Early last year I unveiled the FIFA Language Analysis Machine (FLAM), a device that was able to decode FIFA President Gianni Infantino's 2022 New Year's Speech. FIFA is already cooking up a storm of chronic Big Sensationalism (BS) way ahead of the 2026 World Cup, so I fired it up again this week during the launch of something called the "FIFA World Cup 26™ Official Brand." Yes, it seems that soccer's world governing body is claiming copyright on the number 26. Expect to see an extra charge on your bill every time you order the Shrimp Lo Mein.
Let's dive into the sink tank of balderdash that's just sullied my inbox and see what my special analysis machine can tell us about Jonny's latest plans for selling soccer all the way down the Mississippi:
FIFA: "The FIFA World Cup™ Trophy, the most widely recognized and prized sporting asset globally, was unveiled at the forefront of the FIFA World Cup 26™ Official Brand on Wednesday, 17 May 2023.”
FLAM: Is that the World Cup in your trouser pocket, Mr. Infantino, or are you just pleased to see me?
FIFA: "For the first time in history, an image of the actual trophy and the tournament hosting year is being depicted, forming an innovative design language that anchors the FIFA World Cup™ emblem for 2026 and beyond."
FLAM: We have designed a logo for the 2026 World Cup.
FIFA: "The image of the trophy and the year allow for customization to reflect the uniqueness of each host, while building an identifiable brand structure for years to come."
FLAM: Because the next World Cup takes place in 2026, we have decided to use the number 26 in the logo.
FIFA: "The Official Brand of the FIFA World Cup 26™ was launched in Los Angeles, USA, in an event that saw FIFA, host countries Canada, Mexico, and the USA, football legends and special guests come together to celebrate the first milestone of an exciting journey to the greatest sporting event ever. Attendees at the iconic Griffith Observatory witnessed sporting history made as the emblem was presented by FIFA President Gianni Infantino and Ronaldo, two-time FIFA World Cup winner with Brazil."
FLAM: We threw a big party. You weren't invited.
FIFA: "The launch also introduced WE ARE 26, a campaign that empowers people, places and communities to play an integral role in launching the FIFA World Cup 26™ Official Brand. The campaign has captured portraits of faces and places that tell their own unique FIFA World Cup stories, featuring individuals and experiences that await fans in 2026 and inviting everyone to be a part of it."

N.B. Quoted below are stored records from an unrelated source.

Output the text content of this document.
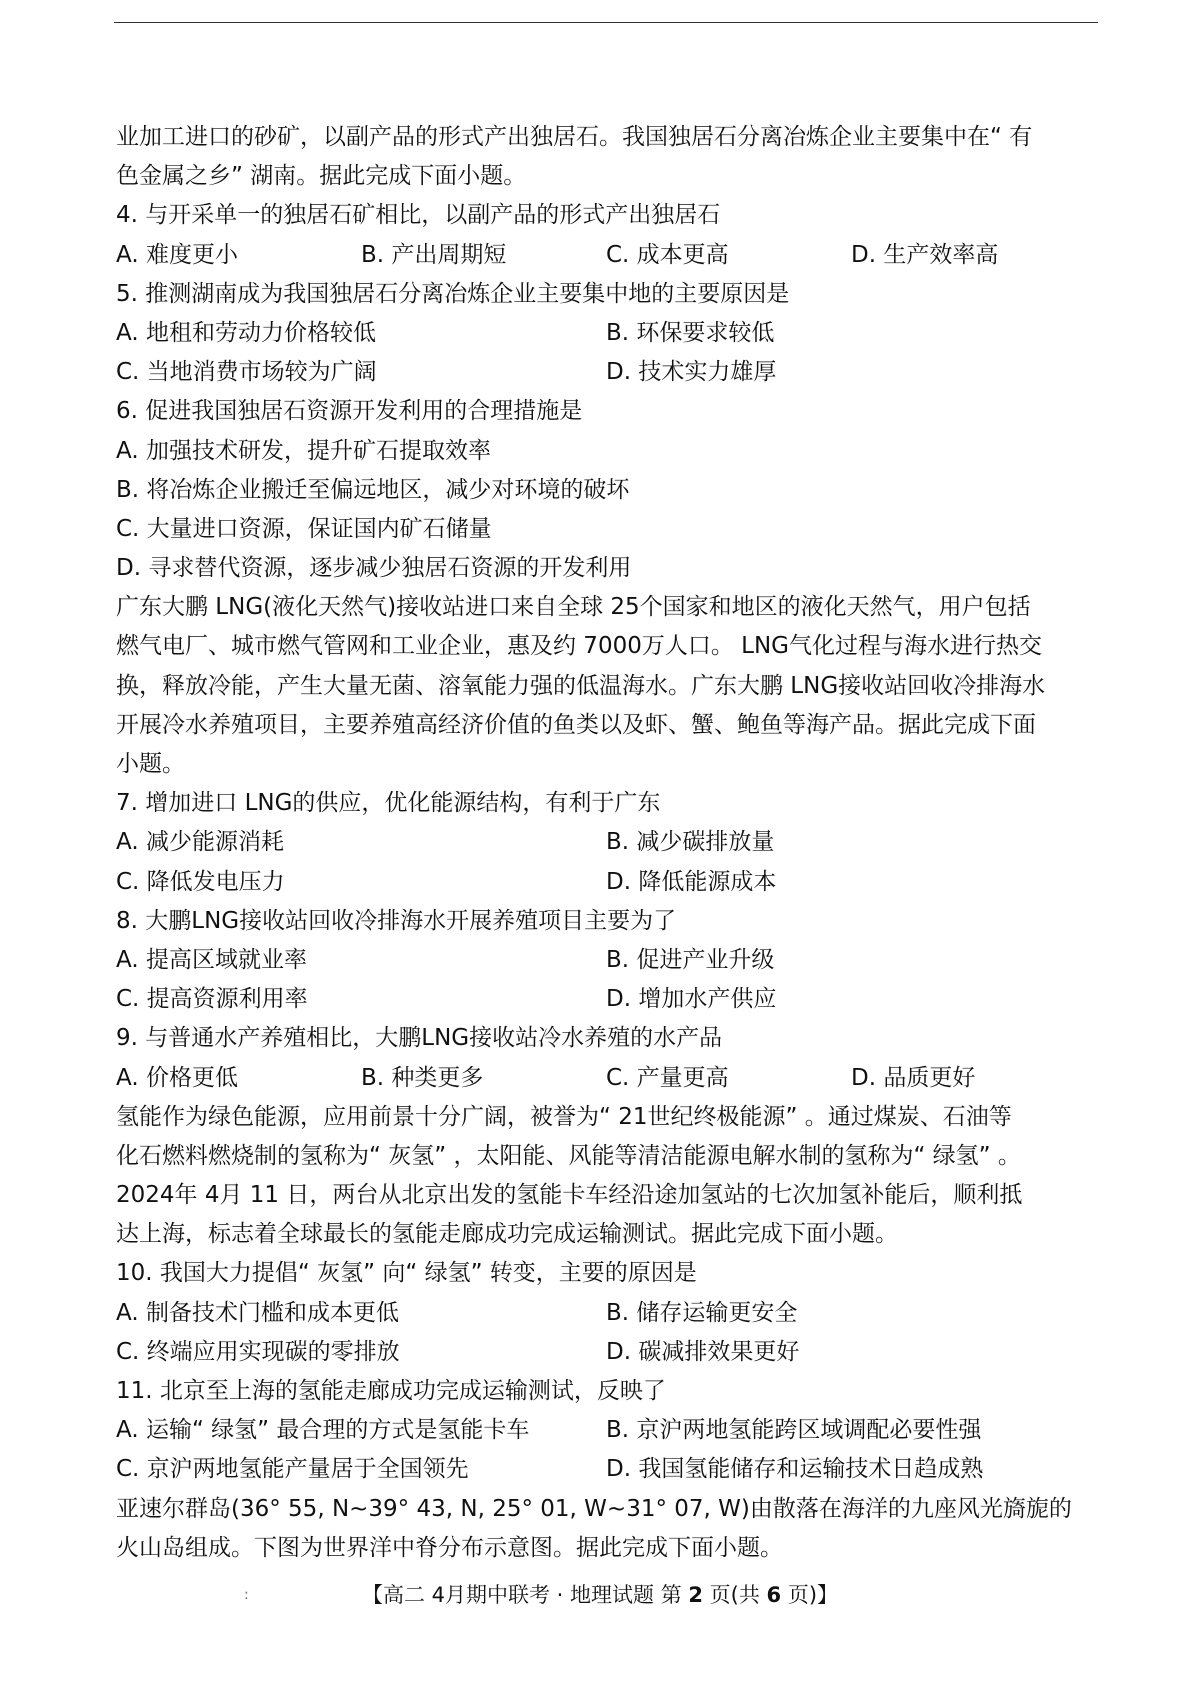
业加工进口的砂矿，以副产品的形式产出独居石。我国独居石分离冶炼企业主要集中在“ 有
色金属之乡” 湖南。据此完成下面小题。
4. 与开采单一的独居石矿相比，以副产品的形式产出独居石
A. 难度更小	B. 产出周期短	C. 成本更高	D. 生产效率高
5. 推测湖南成为我国独居石分离冶炼企业主要集中地的主要原因是
A. 地租和劳动力价格较低	B. 环保要求较低
C. 当地消费市场较为广阔	D. 技术实力雄厚
6. 促进我国独居石资源开发利用的合理措施是
A. 加强技术研发，提升矿石提取效率
B. 将冶炼企业搬迁至偏远地区，减少对环境的破坏
C. 大量进口资源，保证国内矿石储量
D. 寻求替代资源，逐步减少独居石资源的开发利用
广东大鹏 LNG(液化天然气)接收站进口来自全球 25个国家和地区的液化天然气，用户包括
燃气电厂、城市燃气管网和工业企业，惠及约 7000万人口。 LNG气化过程与海水进行热交
换，释放冷能，产生大量无菌、溶氧能力强的低温海水。广东大鹏 LNG接收站回收冷排海水
开展冷水养殖项目，主要养殖高经济价值的鱼类以及虾、蟹、鲍鱼等海产品。据此完成下面
小题。
7. 增加进口 LNG的供应，优化能源结构，有利于广东
A. 减少能源消耗	B. 减少碳排放量
C. 降低发电压力	D. 降低能源成本
8. 大鹏LNG接收站回收冷排海水开展养殖项目主要为了
A. 提高区域就业率	B. 促进产业升级
C. 提高资源利用率	D. 增加水产供应
9. 与普通水产养殖相比，大鹏LNG接收站冷水养殖的水产品
A. 价格更低	B. 种类更多	C. 产量更高	D. 品质更好
氢能作为绿色能源，应用前景十分广阔，被誉为“ 21世纪终极能源” 。通过煤炭、石油等
化石燃料燃烧制的氢称为“ 灰氢” ，太阳能、风能等清洁能源电解水制的氢称为“ 绿氢” 。
2024年 4月 11 日，两台从北京出发的氢能卡车经沿途加氢站的七次加氢补能后，顺利抵
达上海，标志着全球最长的氢能走廊成功完成运输测试。据此完成下面小题。
10. 我国大力提倡“ 灰氢” 向“ 绿氢” 转变，主要的原因是
A. 制备技术门槛和成本更低	B. 储存运输更安全
C. 终端应用实现碳的零排放	D. 碳减排效果更好
11. 北京至上海的氢能走廊成功完成运输测试，反映了
A. 运输“ 绿氢” 最合理的方式是氢能卡车	B. 京沪两地氢能跨区域调配必要性强
C. 京沪两地氢能产量居于全国领先	D. 我国氢能储存和运输技术日趋成熟
亚速尔群岛(36° 55, N~39° 43, N, 25° 01, W~31° 07, W)由散落在海洋的九座风光旖旎的
火山岛组成。下图为世界洋中脊分布示意图。据此完成下面小题。
:	【高二 4月期中联考 · 地理试题 第 2 页(共 6 页)】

FLAM: Up until and during the next World Cup, we will continue to pretend that we care about something besides flogging our main asset. Message: The World Cup belongs to the fans! Reality: The World Cup belongs to us (™, time and time again), and we're battering it for every last cent.

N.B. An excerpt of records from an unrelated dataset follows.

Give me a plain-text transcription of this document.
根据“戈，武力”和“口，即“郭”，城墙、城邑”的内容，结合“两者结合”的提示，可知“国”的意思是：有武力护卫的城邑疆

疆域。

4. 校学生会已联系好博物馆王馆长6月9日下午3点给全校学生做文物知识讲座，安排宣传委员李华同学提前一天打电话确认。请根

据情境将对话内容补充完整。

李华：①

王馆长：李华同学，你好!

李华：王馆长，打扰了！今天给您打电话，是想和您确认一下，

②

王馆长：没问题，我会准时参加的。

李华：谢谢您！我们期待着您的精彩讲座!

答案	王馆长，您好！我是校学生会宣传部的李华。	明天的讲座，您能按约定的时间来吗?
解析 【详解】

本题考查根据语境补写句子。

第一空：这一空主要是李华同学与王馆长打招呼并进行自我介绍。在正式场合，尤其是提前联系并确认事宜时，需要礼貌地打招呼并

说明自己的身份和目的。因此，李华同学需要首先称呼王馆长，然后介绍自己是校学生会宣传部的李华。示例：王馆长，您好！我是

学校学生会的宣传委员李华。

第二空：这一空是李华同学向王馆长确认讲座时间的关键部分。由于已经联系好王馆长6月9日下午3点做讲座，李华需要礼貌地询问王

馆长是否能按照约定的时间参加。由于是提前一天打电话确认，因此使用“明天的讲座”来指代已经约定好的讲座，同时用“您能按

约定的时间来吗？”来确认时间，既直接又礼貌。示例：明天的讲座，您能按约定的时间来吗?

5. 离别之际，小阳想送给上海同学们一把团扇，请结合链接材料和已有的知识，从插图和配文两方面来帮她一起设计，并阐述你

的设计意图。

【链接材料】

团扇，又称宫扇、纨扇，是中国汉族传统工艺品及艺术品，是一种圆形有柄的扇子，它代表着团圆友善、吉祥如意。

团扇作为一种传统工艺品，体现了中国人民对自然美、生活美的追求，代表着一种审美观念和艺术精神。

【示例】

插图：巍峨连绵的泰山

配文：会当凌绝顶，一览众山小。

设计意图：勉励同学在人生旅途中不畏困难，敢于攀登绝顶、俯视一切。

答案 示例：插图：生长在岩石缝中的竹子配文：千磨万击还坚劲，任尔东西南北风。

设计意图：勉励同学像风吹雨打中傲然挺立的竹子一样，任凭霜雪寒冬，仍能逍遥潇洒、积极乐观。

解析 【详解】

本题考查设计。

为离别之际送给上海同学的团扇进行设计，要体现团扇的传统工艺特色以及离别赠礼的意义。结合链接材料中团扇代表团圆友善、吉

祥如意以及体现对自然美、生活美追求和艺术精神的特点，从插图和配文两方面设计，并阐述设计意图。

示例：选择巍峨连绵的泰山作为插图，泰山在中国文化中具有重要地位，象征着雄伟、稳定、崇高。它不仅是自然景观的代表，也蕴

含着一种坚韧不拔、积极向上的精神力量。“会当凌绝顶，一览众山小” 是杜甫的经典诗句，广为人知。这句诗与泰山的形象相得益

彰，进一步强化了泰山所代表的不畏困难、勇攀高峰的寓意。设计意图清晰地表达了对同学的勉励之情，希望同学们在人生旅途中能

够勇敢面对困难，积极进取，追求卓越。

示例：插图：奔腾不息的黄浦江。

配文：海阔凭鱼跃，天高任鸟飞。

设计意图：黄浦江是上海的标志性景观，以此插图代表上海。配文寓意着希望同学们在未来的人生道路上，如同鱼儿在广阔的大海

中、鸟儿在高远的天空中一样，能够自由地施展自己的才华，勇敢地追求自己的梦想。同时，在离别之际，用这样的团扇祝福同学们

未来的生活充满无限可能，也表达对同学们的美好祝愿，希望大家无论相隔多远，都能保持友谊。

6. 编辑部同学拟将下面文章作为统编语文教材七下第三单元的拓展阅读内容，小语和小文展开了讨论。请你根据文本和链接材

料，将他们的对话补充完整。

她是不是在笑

FIFA President Jonny I: “WE ARE 26 is a rallying cry. It’s a moment when three countries and an entire continent collectively say: ‘We are united as one to welcome the world and deliver the biggest, best and most inclusive FIFA World Cup ever.’ The tournament will enable each host country and participating team to write their own page in the history books of FIFA World Cups, and this unique brand is a major step on that road to 2026.”
FLAM: I always say that the latest World Cup was/is/will be "the best ever." I'm sorry, I can't help myself. Just like some people always grab the biggest slice of cake without asking, or can’t help telling you their golf handicap, even though you didn’t ask. I have a slogan too, WE ARE 26. It doesn't mean anything (unless you and some friends all just turned 26), but that's not the point of a slogan. The point of a slogan is to hammer you with the same phrase until you cede to our will and weep in defeat.

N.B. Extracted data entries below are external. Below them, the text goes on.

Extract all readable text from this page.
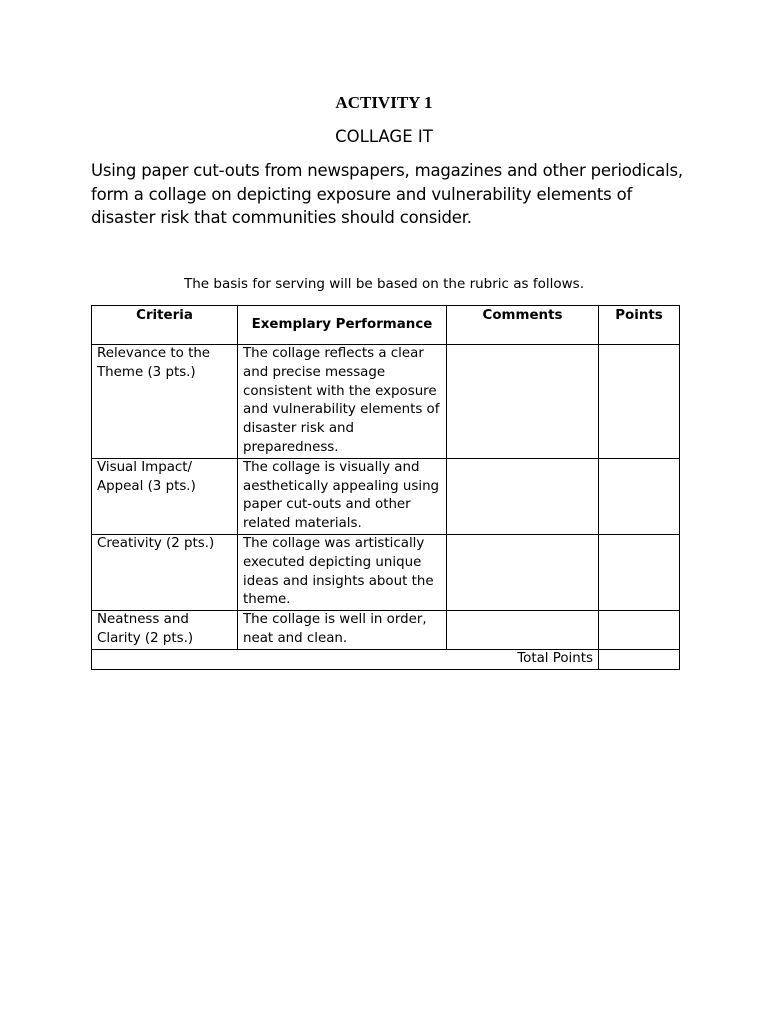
ACTIVITY 1
COLLAGE IT
Using paper cut-outs from newspapers, magazines and other periodicals, form a collage on depicting exposure and vulnerability elements of disaster risk that communities should consider.
The basis for serving will be based on the rubric as follows.
Criteria	Exemplary Performance	Comments	Points
Relevance to the Theme (3 pts.)	The collage reflects a clear and precise message consistent with the exposure and vulnerability elements of disaster risk and preparedness.		
Visual Impact/ Appeal (3 pts.)	The collage is visually and aesthetically appealing using paper cut-outs and other related materials.		
Creativity (2 pts.)	The collage was artistically executed depicting unique ideas and insights about the theme.		
Neatness and Clarity (2 pts.)	The collage is well in order, neat and clean.		
Total Points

FIFA President Jonny I: “In just a few hours, the 16 amazing Host Cities will make all of this even more colorful and exciting as they launch the individual brands developed by FIFA. These unique city identities embody the fun and fantastic people and places that will offer fans an experience like no other in 2026. While we celebrate here in LA together tonight, an entire continent celebrates that the whole world will unite in North America for the greatest show on Earth in just three years’ time.”
FLAM: Everyone in, like, the whole world will have the greatest time for ever and ever and ever, all thanks to fantastic, fun-totin' FIFA!
FIFA: "Guests also followed a Q&A led by Fox Sports analyst and 1994 FIFA World Cup™ star Alexi Lalas and Telemundo’s host Ana Jurka with FIFA Legends from the three host countries – Carli Lloyd, Craig Forrest and Jorge Campos. The evening ended in style with a drone show over the Hollywood Hills."
FLAM: We paid some semi-famous people to smile and wave for the camera like they give a shit. Are we nearly done here?
FIFA Vice-President and Concacaf President Victor Montagliani: “The FIFA World Cup 2026 will be a festival of football that will take the sport to new heights in the Concacaf region and beyond. With 104 matches to be played across 16 cities ..."
FLAM: Stop! Enough already. I'm over-heating. We still have three years of this. Please, please, stop.
FIFA Vice President and Concacaf President Victor Montagliani: "... in Canada, Mexico and the USA, it provides a tremendous opportunity to engage people and bring new fans to the beautiful game. This innovative brand, and the inclusive ‘WE ARE 26’ campaign, are major milestones that bring that opportunity a step closer, and they send a clear signal that this incredible competition is now truly on the horizon.”
FLAM: Soccer is 'the beautiful game'? That's so poetic, Victor, and has never been said before. Thank you for that. And wait, why has no one mentioned the stakeholders yet? Will nobody think of the stakeholders?
FIFA Vice-President and Concacaf President Victor Montagliani: “I look forward with great anticipation to continuing to work with all of the Host Cities, the team at FIFA and the many important stakeholders involved in delivering what will be the biggest and most inclusive and diverse World Cup ever.”
FLAM: Well, with 48 teams it will certainly be fucking inclusive. May all those holding their stakes have a spare hand to salute the bestest, greatest, most fabulous, ginormous, spectacular, world-healing Event evaaah! Do I get the job? Will you pay me more than Alexi?